Consider the symmetric random walk on $\mathbb{Z}^d $. Symmetric means that the probability of going into any of the $2^d$ directions is $1/2^d$. Starting in 0, what is the probability of returning to 0 in n steps?



My solution is
$$
p_{00}^{(n)}=\binom {n}{n/2}^d \frac{1}{2^{dn}}.
$$
Because for each dimension the steps in the one direction have to be the same as in the opposite direction and for each dimension there a $\binom {n}{n/2}$ possibilities to do so.
Am I right?
 A: No. This time, there are $2d$ directions to choose from. 

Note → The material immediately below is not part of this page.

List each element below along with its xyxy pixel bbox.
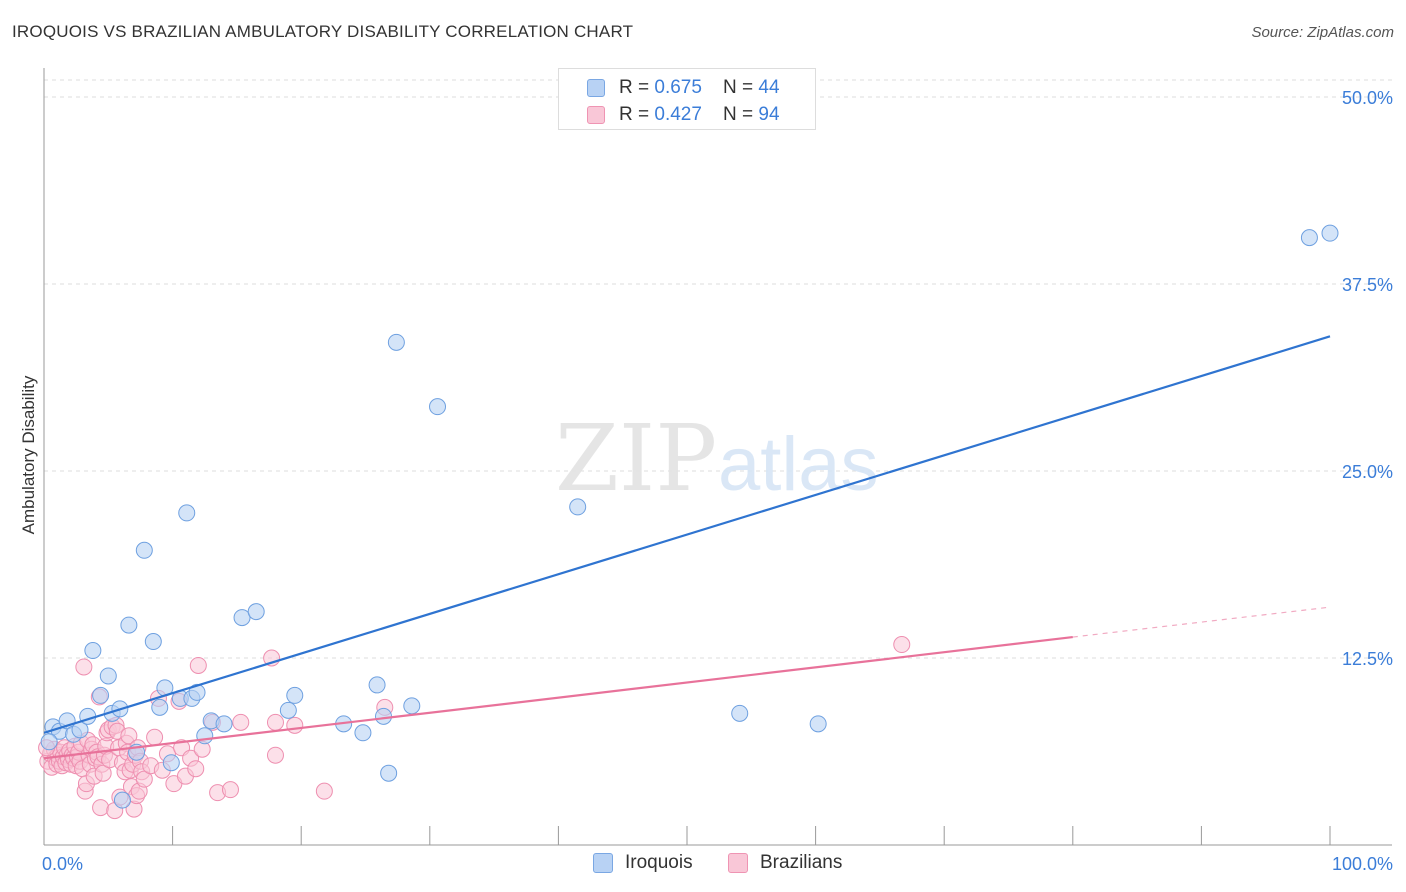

From the formula for $d=2$, you will have to change the binomial coefficient to
$$
\frac {n!}{\left(a_1!\right)^2 
\left(a_2!\right)^2\dots \left(a_{d}!\right)^2 
}$$for every  choice of $a_1\dots a_{d}$ so that $\sum_{i=1}^{d} a_i = n/2$ ($a_i$ is the number of moves made in the direction $+ e_i$) and the probability replaced accordingly by
$$
\prod_{i=1}^{d} \left(\frac1{2d}\right)^{2a_i}
$$
Then the global answer is
$$
p_{d,n} =  \sum_{\sum_{i=1}^{d} a_i=n/2} 
\frac {n!}{\left(a_1!\right)^2 
\left(a_2!\right)^2\dots \left(a_{d}!\right)^2 
}
\prod_{i=1}^{d} \left(\frac1{2d}\right)^{2a_i}
$$
A: Your formula works correctly for $d=1$ (of course) and also for $d=2$.  The way to see $d=2$ is that each step changes $x+y$ by $\pm 1$ each with probability $\frac{1}{2}$ and also, each step changes $x-y$ by $\pm 1$ each with probability $\frac{1}{2}$, and those results are independent.  So it is valid to multiply the two individual probabilities of ending at the origin, which is what your formula does.

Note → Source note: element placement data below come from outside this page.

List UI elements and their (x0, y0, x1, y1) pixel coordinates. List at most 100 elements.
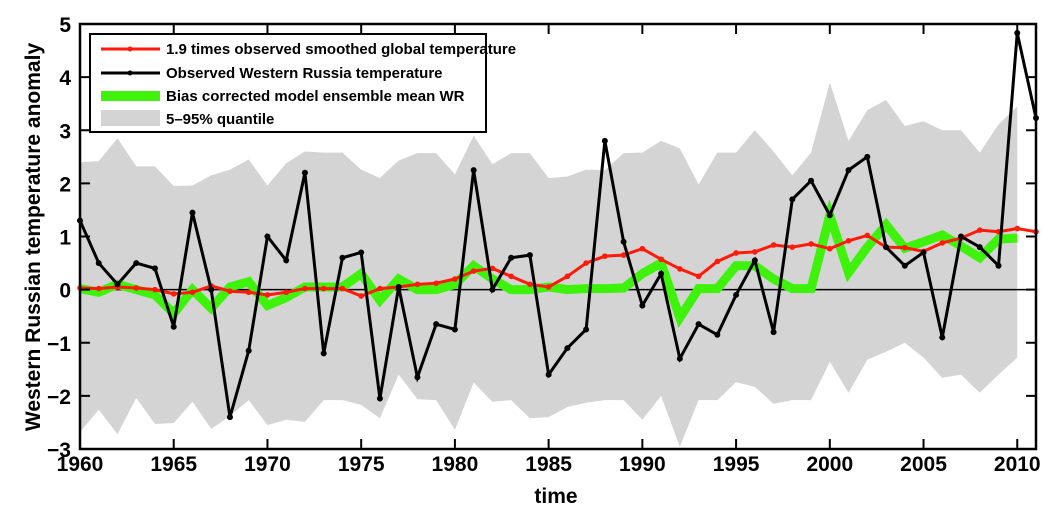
data-point-observed-wr (714, 331, 721, 338)
data-point-global-temp (845, 237, 852, 244)
data-point-global-temp (564, 273, 571, 280)
data-point-observed-wr (995, 262, 1002, 269)
y-axis-label: Western Russian temperature anomaly (22, 43, 45, 432)
data-point-observed-wr (733, 291, 740, 298)
legend-swatch-red-marker (127, 46, 133, 52)
data-point-global-temp (677, 266, 683, 272)
data-point-observed-wr (301, 169, 308, 176)
data-point-observed-wr (95, 260, 102, 267)
data-point-observed-wr (151, 265, 158, 272)
data-point-global-temp (808, 241, 814, 247)
legend-entry-observed-wr: Observed Western Russia temperature (101, 65, 443, 82)
data-point-observed-wr (564, 345, 571, 352)
data-point-global-temp (170, 291, 177, 297)
data-point-observed-wr (939, 334, 946, 341)
data-point-observed-wr (808, 177, 815, 184)
data-point-observed-wr (414, 374, 421, 381)
data-point-observed-wr (320, 350, 327, 357)
data-point-global-temp (189, 289, 196, 296)
data-point-observed-wr (433, 321, 440, 328)
data-point-observed-wr (189, 209, 196, 216)
y-tick-label: 1 (59, 227, 71, 250)
legend-label-model-mean: Bias corrected model ensemble mean WR (166, 88, 465, 105)
y-tick-label: −1 (47, 333, 71, 356)
data-point-observed-wr (676, 355, 683, 362)
x-tick-label: 1980 (432, 453, 479, 476)
data-point-global-temp (827, 245, 833, 252)
x-tick-label: 1985 (525, 453, 572, 476)
data-point-global-temp (152, 286, 158, 293)
y-tick-label: 0 (59, 280, 71, 303)
data-point-global-temp (620, 252, 627, 258)
data-point-observed-wr (770, 329, 777, 336)
data-point-observed-wr (170, 323, 177, 330)
x-tick-label: 2005 (900, 453, 947, 476)
data-point-global-temp (433, 280, 439, 287)
legend-entry-model-mean: Bias corrected model ensemble mean WR (101, 88, 465, 105)
legend-entry-global-temp: 1.9 times observed smoothed global tempe… (101, 41, 516, 58)
legend-label-global-temp: 1.9 times observed smoothed global tempe… (166, 41, 516, 58)
data-point-observed-wr (620, 238, 627, 245)
data-point-global-temp (283, 289, 289, 296)
x-tick-label: 1965 (150, 453, 197, 476)
data-point-observed-wr (639, 302, 646, 309)
data-point-global-temp (733, 250, 739, 256)
data-point-global-temp (245, 289, 252, 296)
data-point-observed-wr (470, 167, 477, 174)
data-point-observed-wr (376, 395, 383, 402)
data-point-observed-wr (114, 281, 121, 288)
y-tick-label: 3 (59, 120, 71, 143)
data-point-observed-wr (489, 286, 496, 293)
legend-swatch-gray (101, 110, 160, 126)
data-point-global-temp (583, 260, 589, 266)
legend: 1.9 times observed smoothed global tempe… (89, 33, 516, 133)
data-point-global-temp (864, 232, 871, 239)
data-point-global-temp (470, 268, 477, 274)
data-point-global-temp (527, 281, 533, 288)
data-point-observed-wr (526, 252, 533, 259)
y-tick-label: −2 (47, 386, 71, 409)
data-point-observed-wr (508, 254, 515, 261)
data-point-observed-wr (976, 244, 983, 251)
data-point-observed-wr (845, 167, 852, 174)
data-point-global-temp (602, 253, 608, 259)
x-tick-label: 2010 (994, 453, 1041, 476)
legend-swatch-black-marker (127, 70, 133, 76)
data-point-observed-wr (583, 326, 590, 333)
y-tick-label: 4 (59, 67, 71, 90)
data-point-global-temp (545, 284, 552, 290)
legend-label-quantile: 5–95% quantile (166, 111, 274, 128)
data-point-global-temp (377, 285, 383, 292)
x-tick-label: 1995 (713, 453, 760, 476)
y-tick-label: −3 (47, 439, 71, 462)
data-point-observed-wr (920, 249, 927, 256)
data-point-observed-wr (545, 371, 552, 378)
data-point-global-temp (976, 227, 983, 233)
data-point-global-temp (489, 265, 496, 272)
legend-entry-quantile: 5–95% quantile (101, 110, 274, 128)
data-point-global-temp (714, 258, 721, 265)
x-tick-label: 1975 (338, 453, 385, 476)
data-point-global-temp (639, 245, 646, 252)
series-layer (77, 30, 1039, 421)
data-point-observed-wr (264, 233, 271, 240)
data-point-observed-wr (883, 244, 890, 251)
axes-layer (78, 22, 1038, 451)
data-point-global-temp (95, 285, 102, 292)
data-point-global-temp (302, 285, 308, 292)
y-tick-label: 2 (59, 173, 71, 196)
data-point-observed-wr (245, 347, 252, 354)
legend-swatch-green (101, 91, 160, 101)
data-point-observed-wr (751, 257, 758, 264)
data-point-global-temp (658, 256, 664, 263)
data-point-global-temp (1014, 225, 1021, 232)
data-point-observed-wr (283, 257, 290, 264)
series-line-observed-wr (78, 32, 1038, 418)
data-point-global-temp (789, 244, 796, 250)
quantile-band (80, 82, 1018, 447)
data-point-global-temp (358, 293, 364, 299)
data-point-observed-wr (601, 137, 608, 144)
data-point-observed-wr (226, 414, 233, 421)
data-point-global-temp (452, 276, 458, 282)
y-tick-label: 5 (59, 14, 71, 37)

Unfortunately, for $d >2$ (random walk in more than 2 dimensions), there is no similar clever reason why your formula would work.  And in fact, for a 2-step random walk in 3 dimensions, the probability of ending at the origin is $\frac{1}{6}$ whilst your formula gives an answer of $\frac{1}{8}$.
(I've always wanted to use the word "whilst" in a sentence.)